Милдрет пожала плечами.
– Я скажу, – мечтательно произнёс Грегори, уже не глядя на неё, – что мне нужно на ком-то тренироваться. И мне отдадут тебя.
Милдрет улыбнулась, хотя от последних слов по спине пробежал неприятный холодок. Ей абсолютно не хотелось, чтобы её «отдавали» кому бы то ни было – и всё же смотреть на Грегори, мечтательно уставившегося в небо, было очень приятно.
– Хорошо, – согласилась она.
Однако плану Грегори не суждено было воплотиться в жизнь.
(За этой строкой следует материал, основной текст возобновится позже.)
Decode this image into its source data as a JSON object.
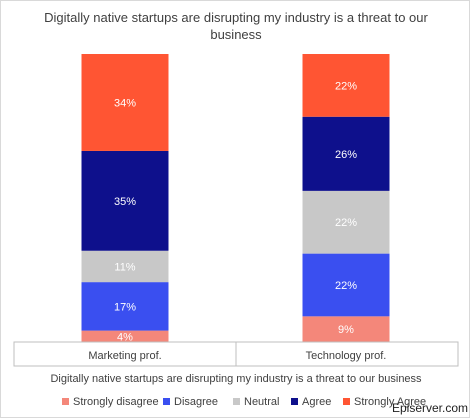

Сенешаль Тизон, ещё злой после необходимости разбираться с овцой, сухо ответил ему, что такое разрешение может дать только лорд Вьепон.
Грегори даже не стал спорить о том, что Генрих никакой не лорд – он почти месяц решался на то, чтобы подойти с подобной просьбой к наместнику, прекрасно понимая, что любая просьба с его стороны того только разозлит.
Когда же он наконец решился, реакция сэра Генриха была именно такой, какую он и ожидал. Тот долго молчал, прикидывая что-то в уме, а затем ответил, что отложит решение до весны.
Весной, впрочем, он ответа снова не дал – вместо этого объявив, что Тизон должен готовиться выступить в новый поход. Никаких разумных доводов он слушать не хотел, со своей же стороны предъявлял один единственный аргумент:
– Народ недоволен. И зол. Нужно занять их войной.
Тизон после недолгого спора согласился начать приготовления, а когда в апреле всё уже было готово к выходу, снова встал вопрос о том, должен ли Грегори идти в бой вместе с ним.
– Обязательно, – заявил Генрих. – Иначе он никогда не станет мужчиной.
Тизон стиснул зубы. У него было кардинально другое мнение на этот счёт. Ему начинало казаться, что сам этот поход устроен для того, чтобы наследник погиб где-нибудь на поле брани, и замок полностью оказался в распоряжении Генриха Вьепона.
Впрочем, приказу он всё-таки подчинился и через несколько дней вывел рыцарей за ворота.
Грегори, вопреки его ожиданиям, на сей раз вёл себя волне разумно. Не лез вперёд и не создавал проблем. Подавал оружие и старался прикрывать самого Тизона сбоку, будто всем видом показывал, что он уже настоящий оруженосец, а не просто паж.
Тизон был уже готов задуматься о том, чтобы в самом деле посвятить Грегори, когда картина на поле боя кардинально изменилась – на помощь почти разгромленному войску Армстронгов с холмов двинулась вниз лавина воинов с гербом Элиотов на плащах.
Снова армии Вьепонов пришлось отступить, и оставалось лишь надеяться, что Элиоты не станут их догонять.
Надежда, впрочем, не оправдалась – англичан гнали до самого замка Бро, где им удалось укрыться за воротами, и до конца весны продолжалась осада. Потом, оставляя за собой разорённые поля, шотландцы отступили.
Весь май сэр Генрих вёл переговоры с Элиотами, то и дело напоминая про заложника, которого удерживает у себя, но так и не смог убедить никого из них.
В начале июня он призвал к себе Милдрет – исхудавший и злой.
– Найди себе шапку шута, поганый скотт, – приказал он. – Будешь прислуживать нам на пиру. Люди должны знать, что я всё ещё в состоянии их прокормить. И что вы, дикари, склоняетесь предо мной.